The ontological foundation that both phenomenology and hermeneutics rest upon - the phenomena as a fusion of sense data with consciousness - makes both suspect to the threat of relativism. Is the reality or the "truths" that the hermeneutical approach render always relative to the individual person who percieves them? This concern lead Gadamer to the experience of art. The experience of art is not one founded in the "objective reality" of the natural sciences, and, yet, those watching a play, standing in front of a painting, reading a poem or participating in a religious ceremony share a common world - how does a "sensus communis" like this develop in the experience of art? To refine his ontology, Gadamer turns to Huizinga's notion games, and it makes sense to describe the basic ontological structure underlying both the lived world and the communication in a referential framework as that of a game. This conceptual tool provides us with an excellent model to understand human behavior and interactions, in as much as this dynamic structure arises through and, yet, simultaneously governs (human) interaction. Games - as do cultures - create an overarching social structure with shared interpretive schemas that guide how individual "players" view and interpret their "played reality." All games rest upon rule-like structures, but these structures are modified constantly due to interactions with other games and players: the similarities to the role played by cultures in societies are apparent.

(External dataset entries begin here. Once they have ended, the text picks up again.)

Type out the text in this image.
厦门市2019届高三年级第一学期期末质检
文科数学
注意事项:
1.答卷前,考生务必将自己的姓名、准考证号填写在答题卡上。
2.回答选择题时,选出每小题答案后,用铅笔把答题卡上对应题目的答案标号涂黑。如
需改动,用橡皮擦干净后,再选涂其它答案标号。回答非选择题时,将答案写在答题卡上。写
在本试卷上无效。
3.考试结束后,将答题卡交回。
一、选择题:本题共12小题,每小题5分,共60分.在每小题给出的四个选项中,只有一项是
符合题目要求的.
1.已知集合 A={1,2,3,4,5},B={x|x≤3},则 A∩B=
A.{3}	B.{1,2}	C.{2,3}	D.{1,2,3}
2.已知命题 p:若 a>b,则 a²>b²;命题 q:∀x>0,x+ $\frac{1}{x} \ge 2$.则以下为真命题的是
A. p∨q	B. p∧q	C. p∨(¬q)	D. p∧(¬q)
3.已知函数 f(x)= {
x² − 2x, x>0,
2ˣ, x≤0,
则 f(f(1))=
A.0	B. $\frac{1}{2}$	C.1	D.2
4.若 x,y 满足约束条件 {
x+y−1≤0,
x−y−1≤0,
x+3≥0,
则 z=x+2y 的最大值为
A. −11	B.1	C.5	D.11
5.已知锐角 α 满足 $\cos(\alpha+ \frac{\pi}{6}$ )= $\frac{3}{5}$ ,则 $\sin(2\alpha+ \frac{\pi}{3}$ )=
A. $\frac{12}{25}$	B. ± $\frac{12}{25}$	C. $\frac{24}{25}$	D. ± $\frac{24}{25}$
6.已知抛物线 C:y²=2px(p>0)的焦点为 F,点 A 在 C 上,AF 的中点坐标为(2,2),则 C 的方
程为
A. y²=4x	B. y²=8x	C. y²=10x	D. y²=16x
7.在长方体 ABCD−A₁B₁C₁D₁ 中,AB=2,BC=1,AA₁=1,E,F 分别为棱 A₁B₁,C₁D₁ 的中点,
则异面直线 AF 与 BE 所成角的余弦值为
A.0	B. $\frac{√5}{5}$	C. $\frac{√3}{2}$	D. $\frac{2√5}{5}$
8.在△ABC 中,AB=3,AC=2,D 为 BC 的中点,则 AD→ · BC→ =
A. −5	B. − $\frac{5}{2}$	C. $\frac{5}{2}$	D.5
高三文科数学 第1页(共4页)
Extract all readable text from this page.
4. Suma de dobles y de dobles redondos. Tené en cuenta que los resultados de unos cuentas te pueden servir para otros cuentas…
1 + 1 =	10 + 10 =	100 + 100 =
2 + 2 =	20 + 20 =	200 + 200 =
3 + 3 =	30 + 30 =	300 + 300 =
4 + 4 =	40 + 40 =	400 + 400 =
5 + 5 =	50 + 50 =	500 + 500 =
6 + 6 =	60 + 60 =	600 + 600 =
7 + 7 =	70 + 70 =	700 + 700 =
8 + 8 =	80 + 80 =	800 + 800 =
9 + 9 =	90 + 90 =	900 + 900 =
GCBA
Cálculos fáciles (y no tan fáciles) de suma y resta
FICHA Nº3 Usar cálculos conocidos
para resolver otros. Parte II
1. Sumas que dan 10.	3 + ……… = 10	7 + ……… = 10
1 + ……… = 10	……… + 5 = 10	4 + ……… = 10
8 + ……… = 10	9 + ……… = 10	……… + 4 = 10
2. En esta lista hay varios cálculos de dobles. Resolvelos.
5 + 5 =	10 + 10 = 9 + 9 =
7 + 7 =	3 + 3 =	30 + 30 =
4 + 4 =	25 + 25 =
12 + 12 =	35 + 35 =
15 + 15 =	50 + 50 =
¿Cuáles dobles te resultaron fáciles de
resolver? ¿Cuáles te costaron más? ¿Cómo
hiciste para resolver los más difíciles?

When one considers that fact that communicating also has much in common with playing games, then it seems obvious that the pragmatic issues involved with communication across linguistic and cultural boundaries could also be understood in light of a hermeneutical game theory. Thus, the notion of a language game is used as a theoretical construct to understand language, and Wittgenstein’s notion of family resemblances serves as a helpful conceptual tool to address the issue of the relative ease or difficulty of communicating across cultural and linguistic boundaries. These axioms render a paradigm that is dynamic in character and underlines not only importance of linguistic elements in the translation process, but also provides us with a theoretical construct that can account for the relevance of pragmatic and cultural elements in the same.

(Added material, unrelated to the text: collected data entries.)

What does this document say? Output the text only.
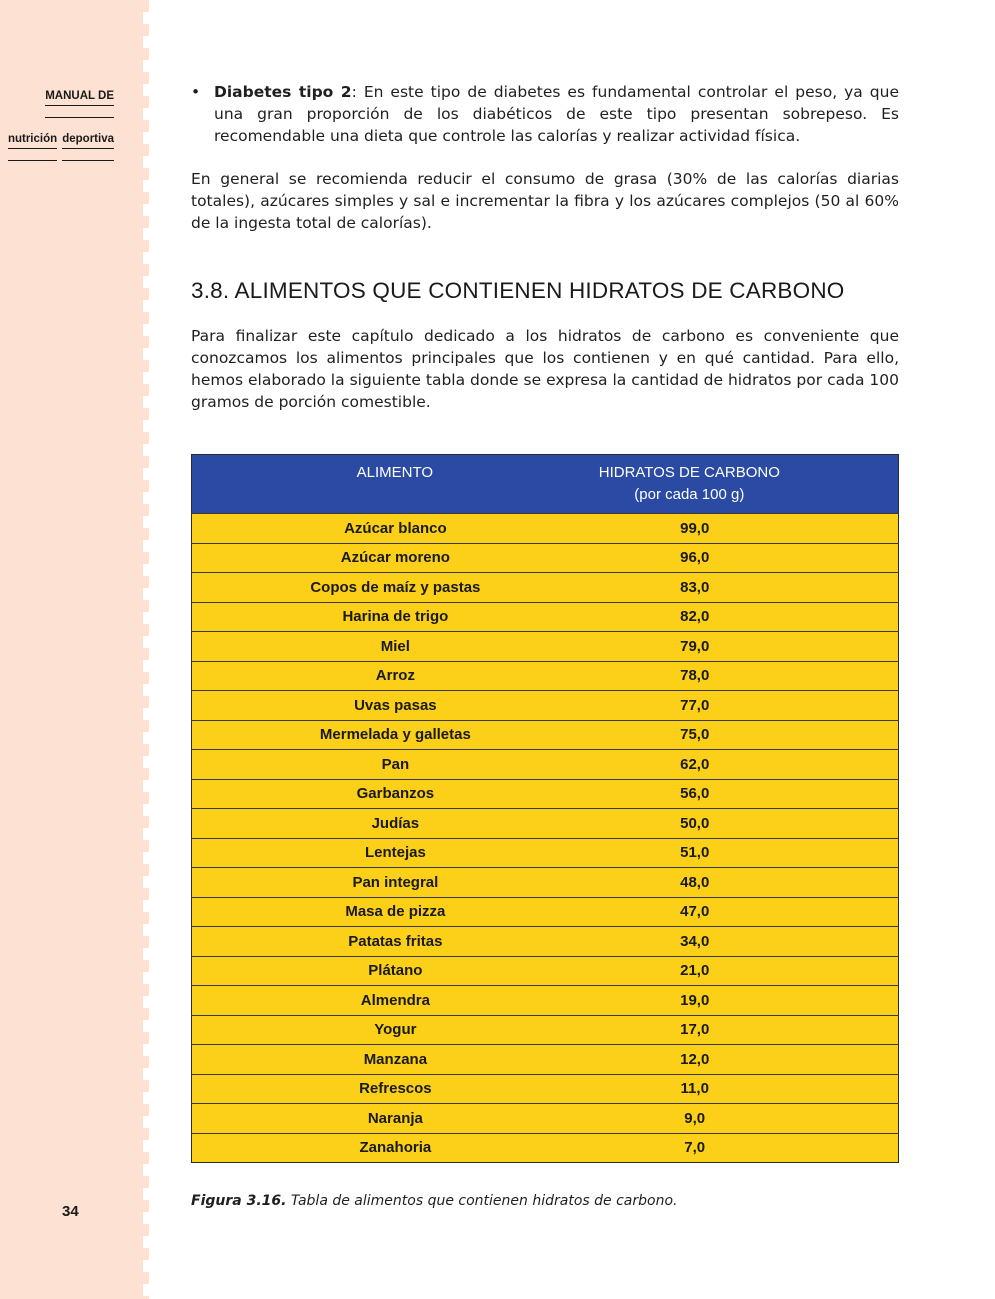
MANUAL DE nutrición deportiva
• Diabetes tipo 2: En este tipo de diabetes es fundamental controlar el peso, ya que una gran proporción de los diabéticos de este tipo presentan sobrepeso. Es recomendable una dieta que controle las calorías y realizar actividad física.

En general se recomienda reducir el consumo de grasa (30% de las calorías diarias totales), azúcares simples y sal e incrementar la fibra y los azúcares complejos (50 al 60% de la ingesta total de calorías).

3.8. ALIMENTOS QUE CONTIENEN HIDRATOS DE CARBONO

Para finalizar este capítulo dedicado a los hidratos de carbono es conveniente que conozcamos los alimentos principales que los contienen y en qué cantidad. Para ello, hemos elaborado la siguiente tabla donde se expresa la cantidad de hidratos por cada 100 gramos de porción comestible.

ALIMENTO	HIDRATOS DE CARBONO
(por cada 100 g)
Azúcar blanco	99,0
Azúcar moreno	96,0
Copos de maíz y pastas	83,0
Harina de trigo	82,0
Miel	79,0
Arroz	78,0
Uvas pasas	77,0
Mermelada y galletas	75,0
Pan	62,0
Garbanzos	56,0
Judías	50,0
Lentejas	51,0
Pan integral	48,0
Masa de pizza	47,0
Patatas fritas	34,0
Plátano	21,0
Almendra	19,0
Yogur	17,0
Manzana	12,0
Refrescos	11,0
Naranja	9,0
Zanahoria	7,0
Figura 3.16. Tabla de alimentos que contienen hidratos de carbono.
34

Erving Goffman has picked up on and developed how the meaning underlying the intersubjectivity of any given shared world is "framed" by the way social activity is organized. Scholars in the "Chicago School of Sociology" such as Robert Park and Gary Fine have researched the similiarities between playing games/playing roles and interacting within a cultural framework, showing how roles mediate perception of self and other and foster the development of a "Shared Fantasy." The research here shares many basic presuppositions with Goffman, Park and Fine - however Huizinga's characterization of games as a freies Handeln (free, unfettered activity) and his explication of the link between cognition (thinking) and the play of metaphors provides us with a model for creativity. If we reflect on Kant's free play of powers of cognition (Erkenntnisvermögen: Sinnlichkeit und Verstand) and embed this free play into the structure of hermeneutical game playing, we have a very productive model for the creativity that underlies all communication. All communication is an art, and this model grounds this creative experience in phenomenology and hermeneutics.
There is one last advantage to this model that needs mentioning: it provides an arena for research. Give the assumption that playing games and role playing share fundamental structures with the interaction in society, we can do role plays to research communication in most of its varieties. The three projects discussed on this portal are designed to explore the possibility of using role plays as a medium for research in communication.